Ce traitement de la maladie rénale lié à un risque plus élevé de démence

        

        

Les patients atteints d'une maladie rénale âgée qui sont suffisamment malades pour nécessiter le traitement de filtration sanguine appelé dialyse présentent un risque élevé de démence, y compris la maladie d'Alzheimer.

Ceci est le résultat d'une étude menée par des scientifiques de l'école de santé publique John Hopkins Bloomberg.

L'étude a démontré que les personnes âgées atteintes d'une maladie rénale avaient un risque beaucoup plus élevé d'être atteintes de démence que les personnes âgées vivant dans la communauté.

 

 

«Mara McAdams-DeMarco, professeure adjointe d'épidémiologie à l'école Bloomberg, affirme que le risque de démence dans cette population semble être beaucoup plus élevé que chez les personnes âgées en santé vivant dans la collectivité».

Selon McAdams-DeMarco et ses collègues, les résultats suggèrent que les médecins devraient faire plus pour surveiller et, si possible, ralentir ou prévenir le déclin cognitif chez les patients âgés sous dialyse.

«L'incidence élevée de démence semble être négligée dans cette population», dit-elle.

Le déclin cognitif et la démence, y compris la maladie d'Alzheimer, sont principalement liés à l'âge et relativement fréquents chez les personnes âgées.

Cependant, la recherche suggère que la maladie rénale semble aggraver le problème. Des études menées au cours des deux dernières décennies ont montré que, à mesure que la fonction rénale décline, les fonctions cognitives sont également susceptibles de diminuer.

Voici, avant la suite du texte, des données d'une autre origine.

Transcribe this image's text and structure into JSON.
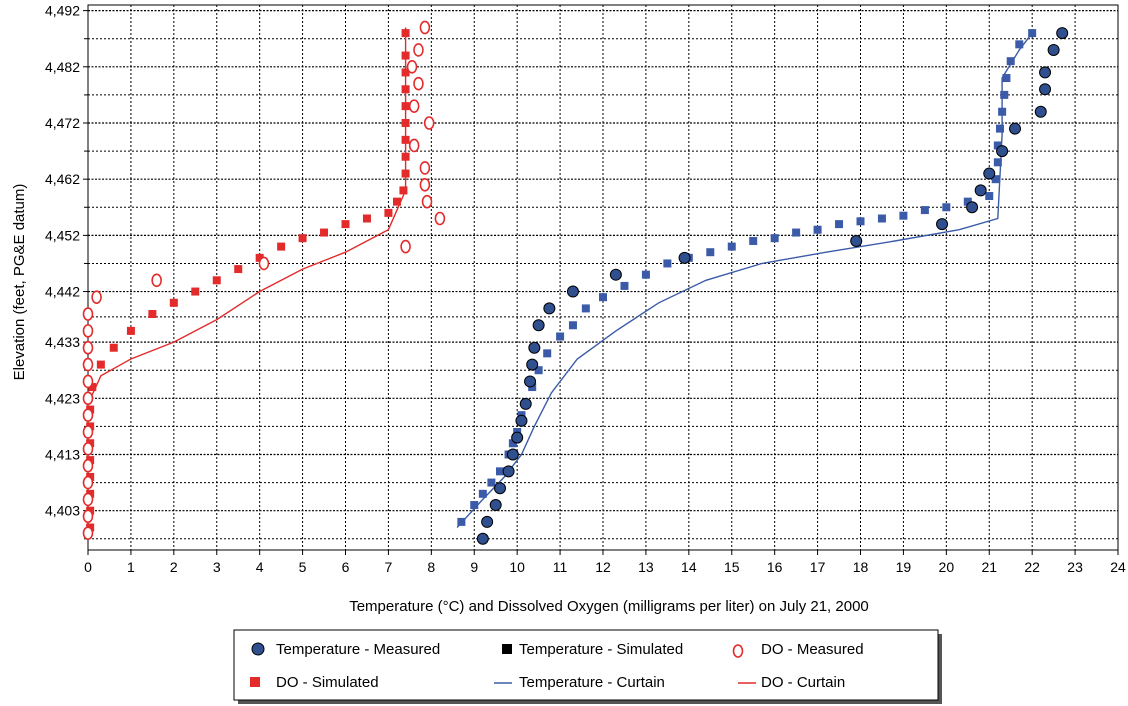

Une étude récente menée chez des patients dialysés a montré que ce déclin cognitif lié aux reins était particulièrement visible dans les fonctions exécutives telles que l'attention, le contrôle des impulsions et la mémoire de travail.

Le mécanisme biologique précis qui relie la maladie rénale aux problèmes cérébraux n'est pas encore clair, mais les maladies rénales ont elles-mêmes été associées à un flux sanguin médiocre dans le cerveau.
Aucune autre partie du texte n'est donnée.